Somehow Octopus Callemaro—these days it was almost
always that confounded octopus!—and his crew had found out the route of the
transport, constructed a barrier of scrap in the path of the vehicle, and
overpowered the driver and guards when the truck was forced to stop. The load
had been smashed, which was quicker than trying to carry away the thousands of
bottles on the truck, and it was all over in a few minutes. Presumably Callemaro
knew which wholesalers the liquor was headed for, and presumably today these
wholesalers had to buy liquor from Callemaro instead.

Dragon Aguado Molina was listening with half an ear
to the stuffed animals' confessions. In the middle of the day a restaurant can
feel like one of civilization's most deserted places. The overly bright lighting
above the bar, the chairs turned upside down on the tables, and the smell of
cigarette butts and alcohol from last evening: a space created for life and
enjoyment becomes frightening when exposed to daylight and emptied of stuffed
animals. The coffee in his cup cooled before he could finish it. On the shelf
above the bar on the other side of the room was his favorite wine, but he
resisted the temptation.

When there were only a couple of stuffed animals
left to question, Molina decided—one of each. That was always a sensible
principle. He would punish one of his own, because someone must have told about
the route, and one of the stuffed animals who lived in the neighborhood, because
they hadn't told about the scrap barrier the octopus's crew had built ahead of
time.

He could not bear listening to the final
confessions. Instead he waved Vasko Manatee over to him, and randomly selected a
vole and a nightingale that he thought were suitable to torture. Vasko dragged
the wretches to the cellar below La Cueva, where they had to wait in the room
next to the freezers, and where there was plenty of equipment to torment a
stuffed animal with, artfully and at length.
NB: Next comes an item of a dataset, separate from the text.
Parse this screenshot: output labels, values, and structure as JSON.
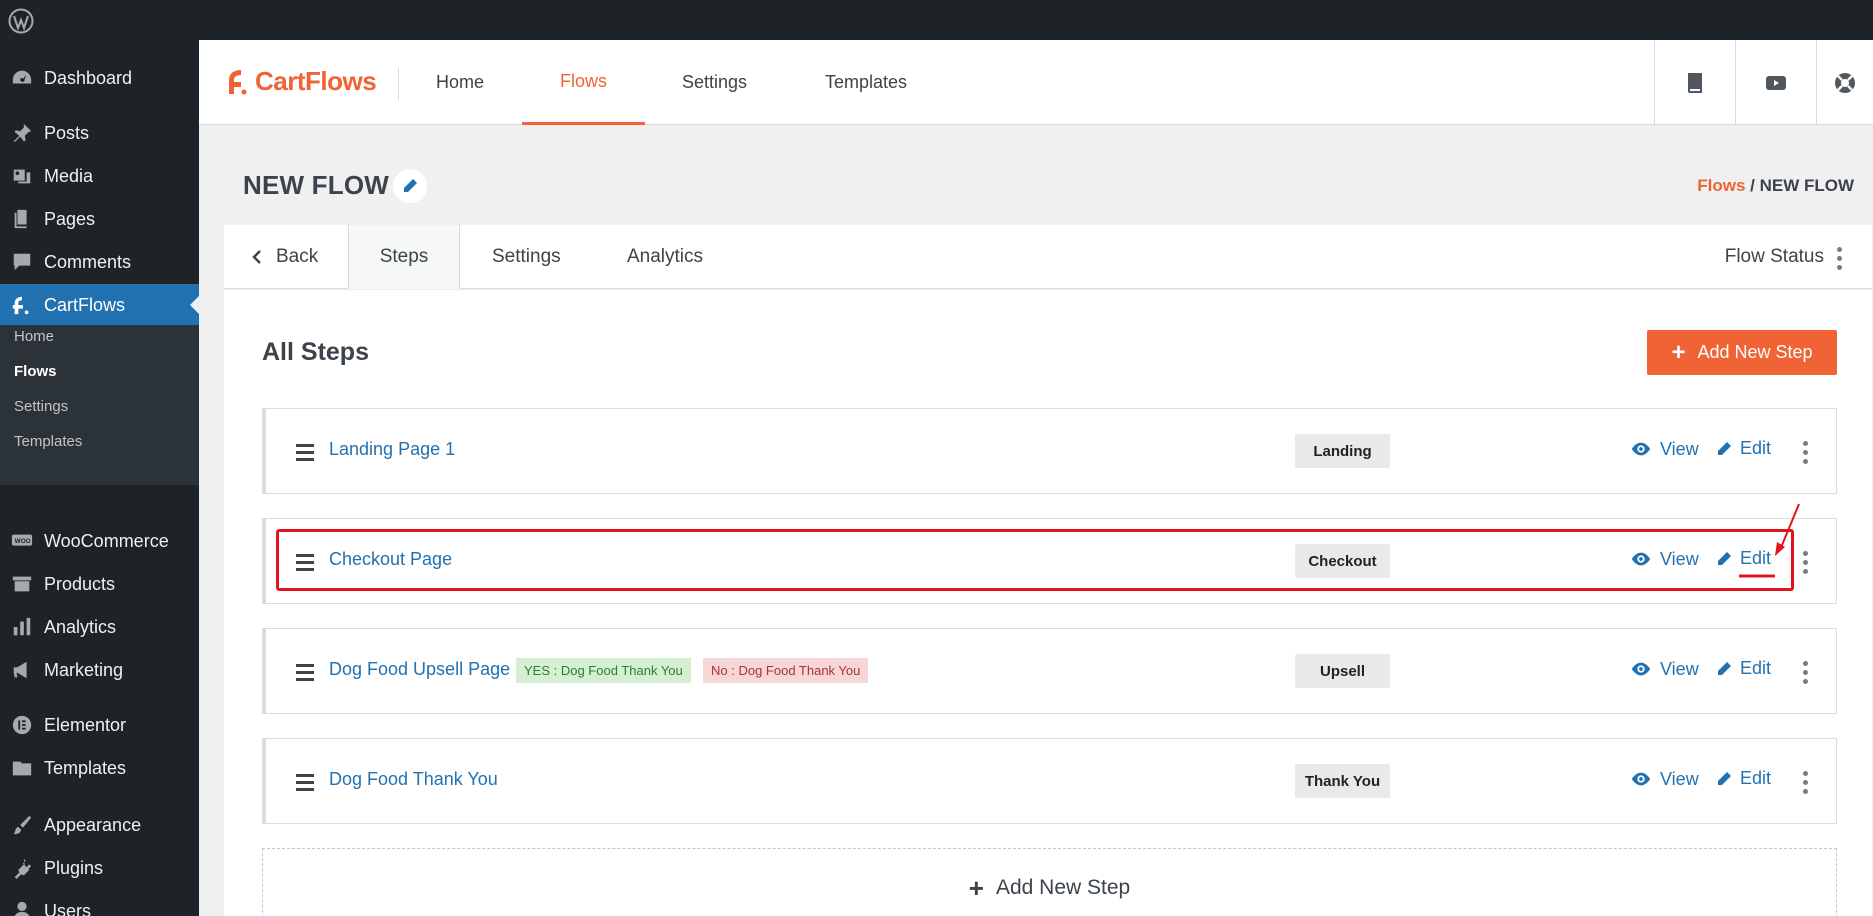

Then Vasko sent the others home. The dragon sighed
heavily, yielded to temptation, and asked for a glass of the excellent red
wine.

As Vasko poured, Molina muttered to himself, “We
have to do something about that suckerfish.”

Before Vasko could answer, the unexpected happened:
Dragon and Manatee watched as a lone figure stepped unannounced into the
restaurant through the doorway from the Little Bar. It was a fox. His fur
shimmered like red spangles, his steps were light and determined at the same
time.

“Dragon Aguado Molina?” the fox asked.

The dragon stared at the stranger. Vasko did the
same.

“I have come to ask for your daughter's claw.”

O
ne
might wonder about Fox Antonio Ortega's arrogance. How could he, how did he
dare? But for one thing you must remember that Ortega was no intellectual giant,
and it is unclear whether he truly understood the extent of his actions.
Besides, Ortega was used to getting what he wanted, without having to ask. There
were doors that beauty always opened, and the fox was used to being adored.

Would it be better, perhaps, to try to explain
Antonio Ortega's hubris by telling it from a different perspective? I think
immediately of Wolle Hare, and the evening Fox saw his beloved Beatrice for the
first time.

Hare was a legend in the advertising industry, and
had seen models come and go over the years. But he was the first to admit that
Fox's pictures were sensational.

Hare leaned back, twirled around toward the window
so that he was sitting with his back to the desk, holding up one of the photo
sheets.

“Completely out-of-this-world amazing,” he
commented.

Cat Nikolaus sat on the other side of the desk in
Hare's elegant corner office with adjoining conference room. The cat had on
trendy short jeans, black patent-leather shoes, and a washed-out T-shirt, none
of which was by chance. Now his mission was to agree with the boss in an
intelligent way.

“Can't be said better,” he said. “It's a brilliant
piece of work. The composition. The tail that follows up the lines of the chair.
And there's a forlornness in his eyes that's—”

“He's so damn good-looking”—Hare's voice was heard
from the other side of the tall chair back.

“Yes . . . good-looking. But
. . . it's not just that,” Nikolaus agreed without losing integrity.
“There's something in his eyes that makes stuffed animals—”

Wolle Hare twirled around and fixed his eyes on the
cat, who only a week ago had been named vice president, executive creative
concept director. Hare waved the pictures.